翔べ!必殺うらごろし

テレビ

翔べ!必殺うらごろし

とべひっさつうらごろし

必殺からくり人富嶽百景殺し旅 → 翔べ!必殺うらごろし → 必殺仕事人

人気時代劇「必殺シリーズ」第14弾。時代劇としては異色ともいえる、超常現象を題材にした作品である。

1978(昭和53)年12月8日より1979(昭和54)年5月11日まで全23回にわたって放送された。

本作では超常現象の実在が前提とされており、それらに怯える俗世の人々からの依頼を受け、霊能力者である先生が事件解明に乗り出し、超常現象を引き起こす悪人を仕置していくというのが基本的な流れである。

製作にあたり題材な特殊なため、当時マスコミ超常現象に関する情報を提供する集団『UFO研究会』を外部ブレーンとして招き、作品に協力してもらっていた。

また、本作に登場するレギュラーメンバーは、住居も無く正確な名前も存在しない(正確な名前で呼ばれるのは「正十」だけだが、この正十も「新必殺仕置人」「必殺商売人」に登場した正八と同一人物説が流れており、定かではない)。

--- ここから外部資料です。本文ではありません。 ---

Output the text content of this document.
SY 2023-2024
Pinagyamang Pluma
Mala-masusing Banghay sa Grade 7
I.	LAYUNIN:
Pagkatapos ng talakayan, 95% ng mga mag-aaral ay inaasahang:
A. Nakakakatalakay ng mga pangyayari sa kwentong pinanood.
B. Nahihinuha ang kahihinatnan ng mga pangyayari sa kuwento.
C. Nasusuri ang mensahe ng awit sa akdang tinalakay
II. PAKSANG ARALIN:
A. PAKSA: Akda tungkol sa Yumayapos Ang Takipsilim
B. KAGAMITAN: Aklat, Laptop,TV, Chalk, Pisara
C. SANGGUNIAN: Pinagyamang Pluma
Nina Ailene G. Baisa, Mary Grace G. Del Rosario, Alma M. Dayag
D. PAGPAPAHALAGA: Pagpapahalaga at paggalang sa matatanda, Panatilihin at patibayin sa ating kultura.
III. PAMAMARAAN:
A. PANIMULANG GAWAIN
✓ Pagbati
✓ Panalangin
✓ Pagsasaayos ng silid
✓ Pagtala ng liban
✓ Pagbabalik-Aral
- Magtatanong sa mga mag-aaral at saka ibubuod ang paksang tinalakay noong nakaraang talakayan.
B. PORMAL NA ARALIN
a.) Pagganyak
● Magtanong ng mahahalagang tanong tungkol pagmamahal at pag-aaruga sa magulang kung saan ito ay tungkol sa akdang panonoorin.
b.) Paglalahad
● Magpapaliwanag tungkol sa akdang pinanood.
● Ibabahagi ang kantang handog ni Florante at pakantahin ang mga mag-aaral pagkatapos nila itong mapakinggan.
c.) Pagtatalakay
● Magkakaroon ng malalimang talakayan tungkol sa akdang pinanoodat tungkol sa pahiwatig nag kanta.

従来の必殺シリーズのコンセプトである「弱者の晴らせぬ恨みを晴らす」と、オカルト世界の共存という新境地を目指した作品であったが、準備期間が十分でなかったことに加え、視聴者からの反応は冷たく、その結果必殺シリーズ打ち切りが決定してしまうことになる。そして、この作品の失敗が次作「必殺仕事人」をきっかけとするシリーズを生むことになる。

再放送の機会も少なく、幻のシリーズとして希少価値の高い作品だが、1話ごとの完成度は高い。

最終回では若が病気ということでほとんど出番が無いのだが、これは若を演じていた和田アキ子が本当に体調不良で動けなかったからである。